Bremen (VBR). Seit 2018 sind Bund, Länder und Kommunen in Deutschland verpflichtet, Gewalt gegen Frauen zu verhindern und die Täter strafrechtlich zu verfolgen. Doch trotz dieser Maßnahmen fehlen nach wie vor eine nationale Strategie und ausreichende Ressourcen, um das Recht der Frauen und Mädchen auf ein gewaltfreies Leben umfassend umzusetzen. „Sechs Jahre nach Inkrafttreten der Istanbul-Konvention in Deutschland mangelt es an flächendeckenden Standards und einem tiefgehenden Verständnis der strukturellen Dimensionen geschlechtsspezifischer Gewalt“, so Beate Rudolf, Direktorin des Deutschen Instituts für Menschenrechte. (Zitat-Quelle: Pressemitteilung)
Jüngst veröffentlichte das Institut seinen ersten „Monitor Gewalt gegen Frauen“, der die Jahre 2020 bis 2022 abdeckt. Der Bericht offenbart alarmierende Lücken in der Umsetzung der Istanbul-Konvention. Müserref Tanriverdi, Leiterin der Berichterstattungsstelle geschlechtsspezifische Gewalt, beschreibt die Situation als besorgniserregend: „Das Ausmaß der Gewalt gegen Frauen und Mädchen ist unerträglich.“ (Zitat-Quelle: Pressemitteilung)
Der Monitor analysiert erstmals Daten aus allen 16 Bundesländern und enthüllt die Missstände im gesetzlichen Schutz von Frauen. Zu den untersuchten Themen gehören Präventionsmaßnahmen, Schutzangebote und digitale Gewalt.

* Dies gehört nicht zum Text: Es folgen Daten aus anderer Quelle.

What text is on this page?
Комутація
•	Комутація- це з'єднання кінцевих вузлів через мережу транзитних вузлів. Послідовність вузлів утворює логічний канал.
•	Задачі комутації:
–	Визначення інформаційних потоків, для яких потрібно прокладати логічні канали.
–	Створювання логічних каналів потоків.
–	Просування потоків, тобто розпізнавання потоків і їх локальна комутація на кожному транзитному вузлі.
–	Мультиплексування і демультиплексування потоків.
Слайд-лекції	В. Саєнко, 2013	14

Besonders gefährdete Gruppen wie geflüchtete Frauen und Frauen mit Behinderungen stehen dabei im Fokus.
Die Studie kritisiert nicht nur die unzureichende Anzahl an Frauenschutzeinrichtungen, sondern auch ihre zeitlich begrenzte Finanzierung. Laut Monitor fehlten allein 2022 mehr als 13.000 Betten in Schutzeinrichtungen – ein gravierendes Defizit.

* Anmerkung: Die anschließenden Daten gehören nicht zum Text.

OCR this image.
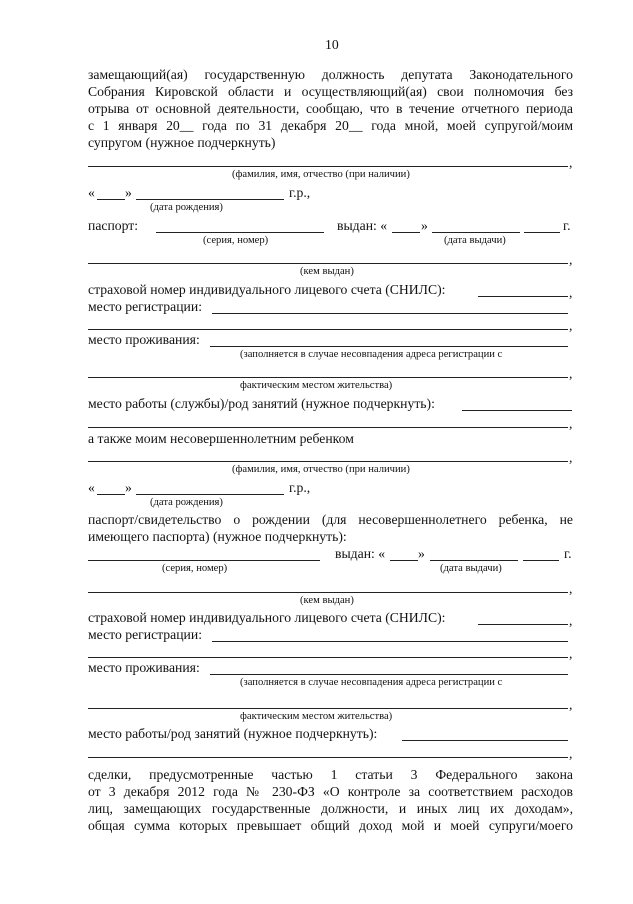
10
замещающий(ая) государственную должность депутата Законодательного
Собрания Кировской области и осуществляющий(ая) свои полномочия без
отрыва от основной деятельности, сообщаю, что в течение отчетного периода
с 1 января 20__ года по 31 декабря 20__ года мной, моей супругой/моим
супругом (нужное подчеркнуть)
,
(фамилия, имя, отчество (при наличии)
« »	г.р.,
(дата рождения)
паспорт:	выдан: « »	г.
(серия, номер)	(дата выдачи)
,
(кем выдан)
страховой номер индивидуального лицевого счета (СНИЛС):	,
место регистрации:
,
место проживания:
(заполняется в случае несовпадения адреса регистрации с
,
фактическим местом жительства)
место работы (службы)/род занятий (нужное подчеркнуть):
,
а также моим несовершеннолетним ребенком
,
(фамилия, имя, отчество (при наличии)
« »	г.р.,
(дата рождения)
паспорт/свидетельство о рождении (для несовершеннолетнего ребенка, не
имеющего паспорта) (нужное подчеркнуть):
выдан: « »	г.
(серия, номер)	(дата выдачи)
,
(кем выдан)
страховой номер индивидуального лицевого счета (СНИЛС):	,
место регистрации:
,
место проживания:
(заполняется в случае несовпадения адреса регистрации с
,
фактическим местом жительства)
место работы/род занятий (нужное подчеркнуть):
,
сделки, предусмотренные частью 1 статьи 3 Федерального закона
от 3 декабря 2012 года № 230-ФЗ «О контроле за соответствием расходов
лиц, замещающих государственные должности, и иных лиц их доходам»,
общая сумма которых превышает общий доход мой и моей супруги/моего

Ein weiteres drängendes Problem ist die digitale Dimension geschlechtsspezifischer Gewalt: Frauen sehen sich im Netz mit sexuellen Übergriffen, heimlichen Aufnahmen und sogenannten „Rachepornos“ konfrontiert, oft ohne dass Polizei und Justiz effektive Gegenmaßnahmen bieten.
Neben diesen Herausforderungen wirft der Bericht einen ernüchternden Blick auf Hürden im Aufenthaltsrecht für geflüchtete Frauen. Diese müssen bei Trennungen oft überzogene Nachweise erbringen, um eigenständige Aufenthaltstitel zu erhalten. Eine weitere herbe Kritik richtet sich an die Verharmlosung von Gewaltakten: Femizide werden häufig als persönliche Tragödien statt als schwerwiegende Verbrechen angesehen, was zu milderen Strafen führt.
Als Reaktion fordert die Berichterstattungsstelle dringend die Schaffung einer umfassenden Gewaltschutzstrategie und die Einführung bundeseinheitlicher Mindeststandards für Beratungs- und Schutzeinrichtungen. Darüber hinaus wird betont, dass es harmonisierte Datenstandards und regelmäßige Dunkelfeldstudien benötigt, um das Problemausmaß präzise zu erfassen.
Die zentralen Empfehlungen umfassen auch gesetzliche Änderungen, insbesondere im Asyl- und Migrationsrecht sowie beim umstrittenen Gewalthilfegesetz, das mehr Frauenhausplätze und Beratungsmöglichkeiten sichern soll. Die geplanten Änderungen sollen einen diskriminierungsfreien und kostenlosen Zugang zu Schutz und Unterstützung gewährleisten.
Besonders dringlich ist laut Bericht die Einrichtung einer nationalen Koordinierungsstelle, die regelmäßig mit relevanten Akteuren zusammenarbeitet. Nur durch solche umfassenden Ansätze kann Deutschland seiner Verantwortung nachkommen, allen Frauen und Mädchen ein gewaltfreies Leben zu ermöglichen.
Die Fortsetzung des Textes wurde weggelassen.